While companies are dedicating resources toward increasing employee participation rates and encouraging them to diversify their contributions among a variety of funds, plan participants do not appear to be catching on to that message, according to Hewitt Associates.

A new report issued today by the Lincolnshire, Ill.-based retirement consultant compares the results from one of its studies that examined where plan sponsors and administrators were focusing their energy and resources and another that studied employees’ investment behaviors. The results: Employees are not catching on to the message.

While most companies are actively working to increase participation rates and encourage greater diversification, its not sinking in with employees and "in some cases … may be missing the mark," said Lori Lucas, a defined contribution consultant with Hewitt, in a statement.

While 45% of 400 employers surveyed in Hewitt’s survey, 2001 Trends and Experience 401(k) Plans, indicated that "increasing plan participation" was the most important goal of their education efforts, those good intentions are not impacting a large percentage of their employees, according to the results from another Hewitt study. In its study, 2000 Hewitt Universe Benchmarks, Hewitt found that the participation rate for new employees with less than two years tenure is about 45.8%, well below the average participation rate of 74%. The Benchmarks study examined the investment behaviors of 730,000 eligible employees and 500,00 active participants.
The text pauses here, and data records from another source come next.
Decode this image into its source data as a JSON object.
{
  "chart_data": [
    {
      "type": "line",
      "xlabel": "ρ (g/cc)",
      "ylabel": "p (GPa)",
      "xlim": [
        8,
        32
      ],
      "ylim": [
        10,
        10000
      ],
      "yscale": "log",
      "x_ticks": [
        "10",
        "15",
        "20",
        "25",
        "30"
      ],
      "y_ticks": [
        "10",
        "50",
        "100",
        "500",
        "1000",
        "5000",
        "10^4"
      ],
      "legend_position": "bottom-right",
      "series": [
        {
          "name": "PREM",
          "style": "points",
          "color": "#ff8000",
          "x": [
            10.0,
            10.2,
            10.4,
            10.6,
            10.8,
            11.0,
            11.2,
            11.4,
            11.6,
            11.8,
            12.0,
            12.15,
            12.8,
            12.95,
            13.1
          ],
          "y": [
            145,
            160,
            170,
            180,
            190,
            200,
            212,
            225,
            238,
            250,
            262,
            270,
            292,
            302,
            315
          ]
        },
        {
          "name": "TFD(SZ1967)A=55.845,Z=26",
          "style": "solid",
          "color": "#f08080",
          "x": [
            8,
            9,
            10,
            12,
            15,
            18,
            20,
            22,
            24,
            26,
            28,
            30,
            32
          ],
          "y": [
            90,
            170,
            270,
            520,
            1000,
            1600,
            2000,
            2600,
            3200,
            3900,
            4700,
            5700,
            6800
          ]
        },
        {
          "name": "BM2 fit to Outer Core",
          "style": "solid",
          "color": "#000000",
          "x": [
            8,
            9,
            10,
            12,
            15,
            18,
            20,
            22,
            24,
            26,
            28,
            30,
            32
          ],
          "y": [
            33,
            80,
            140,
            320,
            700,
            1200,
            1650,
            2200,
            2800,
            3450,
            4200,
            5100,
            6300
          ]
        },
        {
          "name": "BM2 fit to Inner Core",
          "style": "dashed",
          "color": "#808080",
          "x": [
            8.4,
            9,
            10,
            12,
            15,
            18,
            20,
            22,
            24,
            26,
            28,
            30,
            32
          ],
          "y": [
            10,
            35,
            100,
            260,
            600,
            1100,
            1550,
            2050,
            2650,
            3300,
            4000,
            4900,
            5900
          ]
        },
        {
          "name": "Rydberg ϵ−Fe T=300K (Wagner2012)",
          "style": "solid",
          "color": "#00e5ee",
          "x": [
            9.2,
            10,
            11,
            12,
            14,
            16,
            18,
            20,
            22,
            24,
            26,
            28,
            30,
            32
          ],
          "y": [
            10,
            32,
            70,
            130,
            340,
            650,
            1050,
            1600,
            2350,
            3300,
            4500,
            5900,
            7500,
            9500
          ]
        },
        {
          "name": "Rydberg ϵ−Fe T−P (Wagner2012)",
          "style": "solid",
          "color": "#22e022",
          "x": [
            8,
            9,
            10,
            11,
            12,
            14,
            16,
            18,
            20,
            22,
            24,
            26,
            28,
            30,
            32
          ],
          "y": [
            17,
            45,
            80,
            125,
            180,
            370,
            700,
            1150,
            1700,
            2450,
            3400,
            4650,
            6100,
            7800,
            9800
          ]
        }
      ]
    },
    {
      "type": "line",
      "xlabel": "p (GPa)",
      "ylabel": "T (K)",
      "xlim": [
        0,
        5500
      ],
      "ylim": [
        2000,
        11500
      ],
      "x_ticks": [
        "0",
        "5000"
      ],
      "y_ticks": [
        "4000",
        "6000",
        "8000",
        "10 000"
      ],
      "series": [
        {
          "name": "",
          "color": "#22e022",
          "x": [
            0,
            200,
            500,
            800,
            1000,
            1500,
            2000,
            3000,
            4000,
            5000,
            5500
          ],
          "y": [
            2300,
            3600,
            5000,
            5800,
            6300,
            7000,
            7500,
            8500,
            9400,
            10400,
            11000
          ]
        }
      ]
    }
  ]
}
In order to improve participation rates, employers should improve their efforts at targeting newly eligible employees and implement automatic enrollment, according to Lucas.

Fifty-seven percent of employers identified inadequate diversification as the third most common mistake, according to the Trends study and that appears to be the case: About 46% of participants are invested in one or two funds, according to the Benchmarks study. The average number of funds held by 401(k) participants is 3.3 and 75% of participants assets are spread among three asset classes: employer stock, large U.S. equity and stable value investments.

While many employers are adding "esoteric asset classes" employees are not spreading their assets among a variety of funds because many participants are overwhelmed by too many choices and do not know how such options fit into their portfolios, Lucas said.

One answer to that problem may be in providing different saving vehicles like self-directed brokerage, as opposed to strictly funds, she said. "What may need to acknowledge is that the key to keep the plan structure simple," she said. With that, however, sponsors must offer information, guidance and third-party investment advice, she said.

Lower paid and younger employees’ low contribution levels is another area that employers need to improve, according to Hewitt. Twenty-four percent of employers surveyed in the Trends study listed low contribution levels as the second most common employee investment mistake. While the average contribution rate is 7.7% of pay, lower salary and younger employees contribution rates are much lower, Lucas said.

Employers should develop plan provisions that allow participants to automatically step up their contribution levels on an annual basis, she said.